First of all, I'd like to say Happy Birthday to my dad. He's the smartest guy I know and the best human being I've ever come into contact with. His sense of humor, taste, and dry wit have shaped me into the wedgie-giving, paisley-wearing, smart-ass gal that I am today. Thanks, Daddy, for having sex with my mom twenty-three and a half years ago.

Eww. Now on to other things . . .

Relationships. Now, quit rolling your damn eyes at me; I'm not talking about romance here. I'm talking about the true meaning of the word: relating to others. Every time we meet a new person, we establish a relationship with them. Whether that relationship lasts fifteen seconds or fifteen years, it's still a relationship. Now, I've been doing a lot of thinking lately about the interaction between human beings. On a day to day basis, we frequently come into contact with other homo sapiens. And since we're sentient, cognizant creatures capable of a multitude of reactions and resposes, I've been trying to pay attention to how most of us relate to one another. Here's what I've come up with: Where is the love, people?

I'd like to preface this little rant by saying that I am guilty, too. I sometimes forget to love my sisters and brothers of the world. I forget that we are all fallible, that we all screw up. I forget that we are all friggin' human. I recognize my faults and it's through that recognition that I've come to observe my own behavior in others. For example . . .

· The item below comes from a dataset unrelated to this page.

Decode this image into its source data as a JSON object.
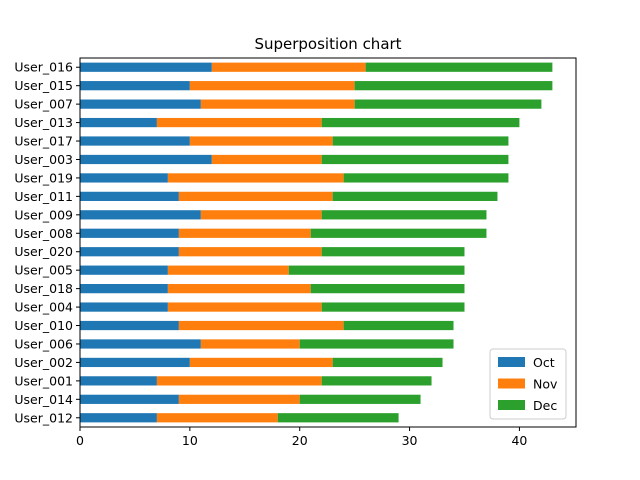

The other day, I was driving to work. There was a van full of teenage boys at the stop light next to me. For seemingly no reason, they thought it necessary to point and jeer at the sight of me jammin' out in my car. The light turned green and my reaction to their unfriendly behavior was . . . What? Shake my head in wonder and drive on safely? Ignore them, go on my merry way and continue to sing along with the Marvin Gaye playing on the radio? No. Instead, I gave the whole vanload of them a healthy double-dose of The Ole Finger and hurled some pretty colorful phrases at them through the window. They responded in kind, and why shouldn't they have? They were only giving back what they got, right?

Later that evening, I was at the gas station buying a pack of cancer . . . er, um, I mean cigarettes. The man behind the counter asked me for my I.D. with a smile, let out a good-natured chuckle when he saw the picture (bad hair day, yuck), and told me with a genuine tone that he liked my name. I smiled, chuckled a little myself, and thanked him. Okay, so I did a little flirting, too. My point is that the entire exchange took just as long as with the kids in the van, but the overall effect was much more pleasant.

When people are genuinely nice to us, we're inspired to be a little more friendly ourselves. This is fact, not opinion. Just think about it. If a stranger tells you they like your shoes, is your first urge to punch them in the mouth? No (but if it is you need to seek some professional help). No, your first reaction is usually to smile. The opposite is also true. If someone tells you to go fuck yourself, you usually invite them to do the same or have some other aggressive reaction to them. Call it what you like. Those respected are those who are respectful. Harm none, do what you will. Or, if you want a more religious slant, do unto others as you would have done unto you. And a thousand other platitudes and cliches that all basically say that if you're nice to people, people are nice to you; if you're a mean bastard, the world will be shitty to you.

So, as you go along in life, as you meet and greet your fellow roommates on this planet, remember The Love. I'm about to spew some hippy-dippy advice here, so bear with me. Give as well as take, and I promise it will all come back to you in the long run. That's a Holly Riddle guarantee. Be good to each other, kids; what harm could it possibly do?